Annotation 25: @JsonView



This annotation is used to control the values to be serialized or not.

public class Views {
    public static class Public {}
    public static class Internal extends Public {}
}

Annotation 26: @JsonManagedReference

Such annotations are used for the display of objects with a parent-child relationship.

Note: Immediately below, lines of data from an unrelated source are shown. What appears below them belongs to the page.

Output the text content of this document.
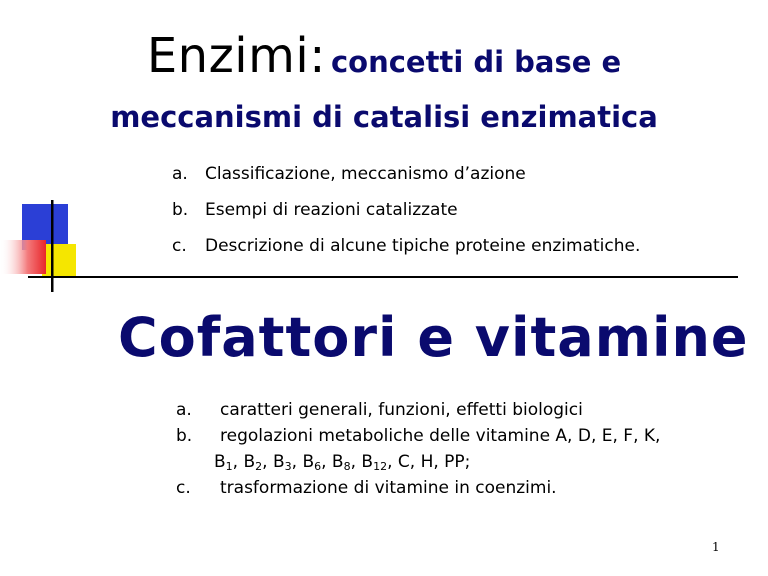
Enzimi: concetti di base e
meccanismi di catalisi enzimatica
a.	Classificazione, meccanismo d’azione
b. Esempi di reazioni catalizzate
c.	Descrizione di alcune tipiche proteine enzimatiche.
Cofattori e vitamine
a.	caratteri generali, funzioni, effetti biologici
b.	regolazioni metaboliche delle vitamine A, D, E, F, K,
$B_1$, $B_2$, $B_3$, $B_6$, $B_8$, $B_{12}$, C, H, PP;
c.	trasformazione di vitamine in coenzimi.
1
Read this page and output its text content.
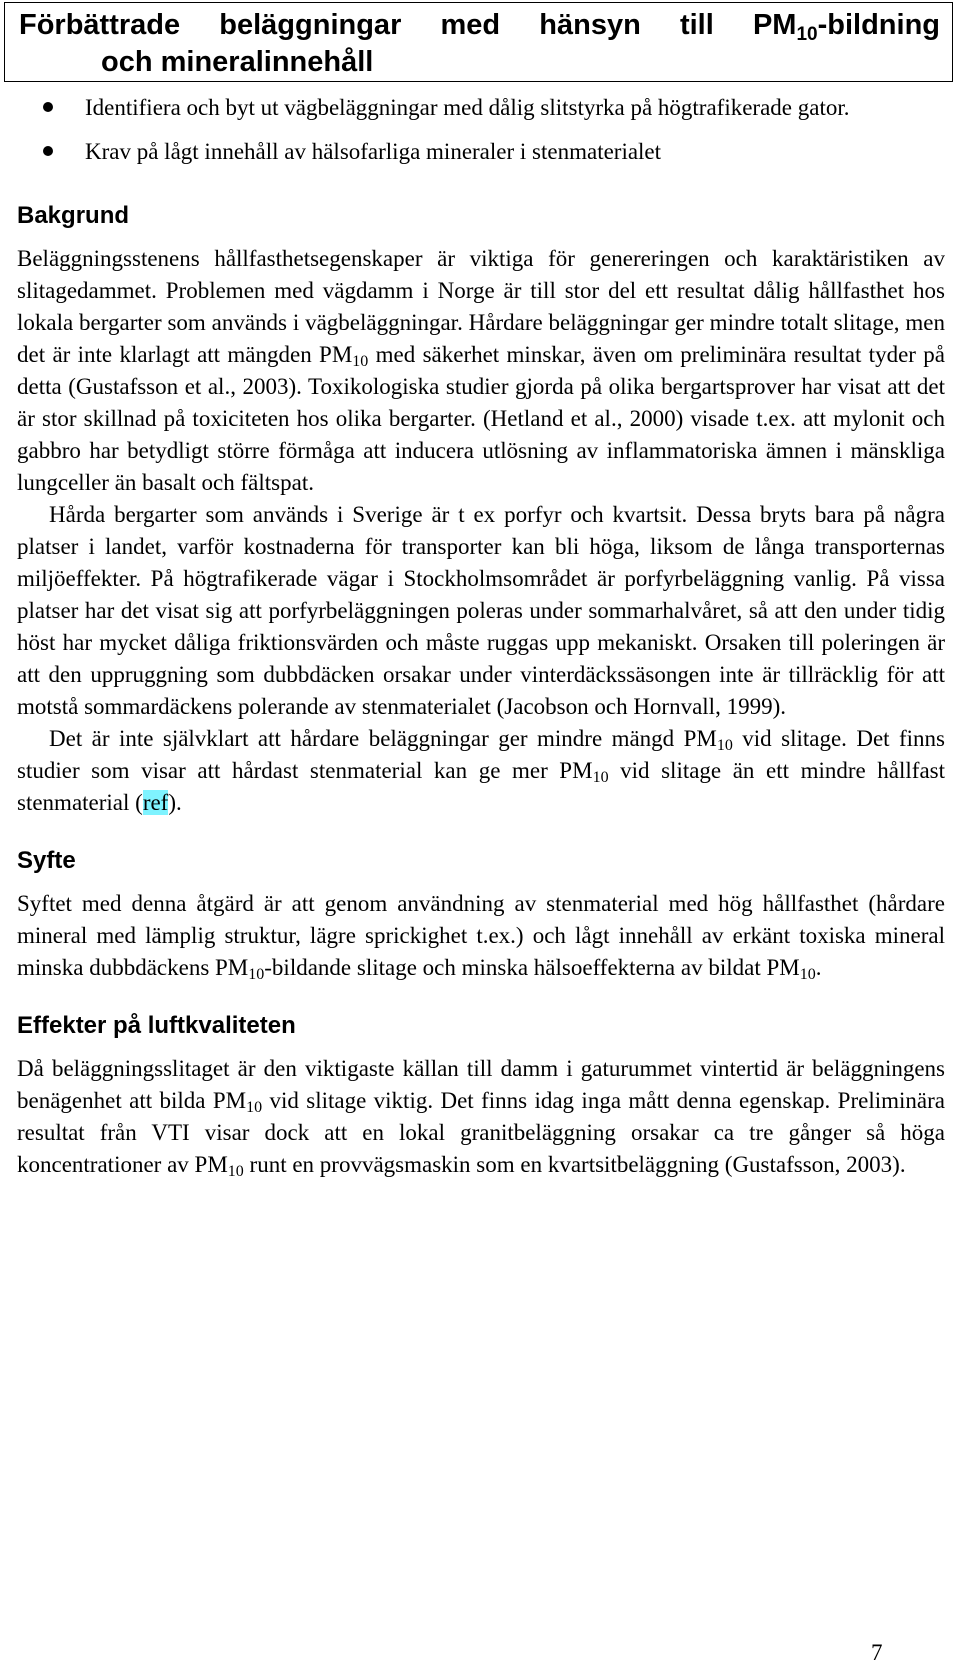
Förbättrade beläggningar med hänsyn till $PM_{10}$-bildning
och mineralinnehåll
Identifiera och byt ut vägbeläggningar med dålig slitstyrka på högtrafikerade gator.
Krav på lågt innehåll av hälsofarliga mineraler i stenmaterialet
Bakgrund

Beläggningsstenens hållfasthetsegenskaper är viktiga för genereringen och karaktäristiken av slitagedammet. Problemen med vägdamm i Norge är till stor del ett resultat dålig hållfasthet hos lokala bergarter som används i vägbeläggningar. Hårdare beläggningar ger mindre totalt slitage, men det är inte klarlagt att mängden $PM_{10}$ med säkerhet minskar, även om preliminära resultat tyder på detta (Gustafsson et al., 2003). Toxikologiska studier gjorda på olika bergartsprover har visat att det är stor skillnad på toxiciteten hos olika bergarter. (Hetland et al., 2000) visade t.ex. att mylonit och gabbro har betydligt större förmåga att inducera utlösning av inflammatoriska ämnen i mänskliga lungceller än basalt och fältspat.

Hårda bergarter som används i Sverige är t ex porfyr och kvartsit. Dessa bryts bara på några platser i landet, varför kostnaderna för transporter kan bli höga, liksom de långa transporternas miljöeffekter. På högtrafikerade vägar i Stockholmsområdet är porfyrbeläggning vanlig. På vissa platser har det visat sig att porfyrbeläggningen poleras under sommarhalvåret, så att den under tidig höst har mycket dåliga friktionsvärden och måste ruggas upp mekaniskt. Orsaken till poleringen är att den uppruggning som dubbdäcken orsakar under vinterdäckssäsongen inte är tillräcklig för att motstå sommardäckens polerande av stenmaterialet (Jacobson och Hornvall, 1999).

Det är inte självklart att hårdare beläggningar ger mindre mängd $PM_{10}$ vid slitage. Det finns studier som visar att hårdast stenmaterial kan ge mer $PM_{10}$ vid slitage än ett mindre hållfast stenmaterial (ref).

Syfte

Syftet med denna åtgärd är att genom användning av stenmaterial med hög hållfasthet (hårdare mineral med lämplig struktur, lägre sprickighet t.ex.) och lågt innehåll av erkänt toxiska mineral minska dubbdäckens $PM_{10}$-bildande slitage och minska hälsoeffekterna av bildat $PM_{10}$.

Effekter på luftkvaliteten

Då beläggningsslitaget är den viktigaste källan till damm i gaturummet vintertid är beläggningens benägenhet att bilda $PM_{10}$ vid slitage viktig. Det finns idag inga mått denna egenskap. Preliminära resultat från VTI visar dock att en lokal granitbeläggning orsakar ca tre gånger så höga koncentrationer av $PM_{10}$ runt en provvägsmaskin som en kvartsitbeläggning (Gustafsson, 2003).

7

public class ItemWithRef {
  
  public int id;
  public String itemName;

  @JsonManagedReference
  public UserWithRef owner;
}

Annotation 27: @JsonBackReference

This shares the same function as the previous one.

private class Player {

  public int id;
  public Info info;
}

private class Info {

  public int id;
  public Player parentPlayer;
}

// Something like this will come into play
Player player = new Player(1);
player.info = new Info(1, player);

Annotation 28: @JsonIdentityInfo

This annotation is used in a case where there is a parent-child relationship. It is used to indicate that an object identity will be used during serialization and deserialization.

 

Java




@JsonIdentityInfo(
  generator = ObjectIdGenerators.PropertyGenerator.class,
  property = "id")
public class ItemWithIdentity {
    public int id;
    public String itemName;
    public UserWithIdentity owner;
}

Annotation 29: @JsonFilter

This annotation can be used to apply filters during the process of serialization and deserialization.

@JsonFilter("myFilter")

public class BeanWithFilter {

  public int id;
  public String name;
}

Annotation 30: @JacksonAnnotationsInside

This annotation can be used to create customized Jackson annotations.

@Retention(RetentionPolicy.RUNTIME)
@JacksonAnnotationsInside
@JsonInclude(Include.NON_NULL)
@JsonPropertyOrder({ "name", "id", "dateCreated" })

public @interface CustomAnnotation {}

Note: Various other annotations are used to rename properties or ignore them or choose the more or less specific types.

While using these annotations, Jackson itself uses the default constructors while creating value instances. However, one may alter it by putting the customize constructor. Also, Jackson can handle polymorphic types, that is, objects with various subtypes. This does by enabling the inclusion of type information. Therefore, these were a few points and essential information on the Jackson annotations, their use, and their importance in Java.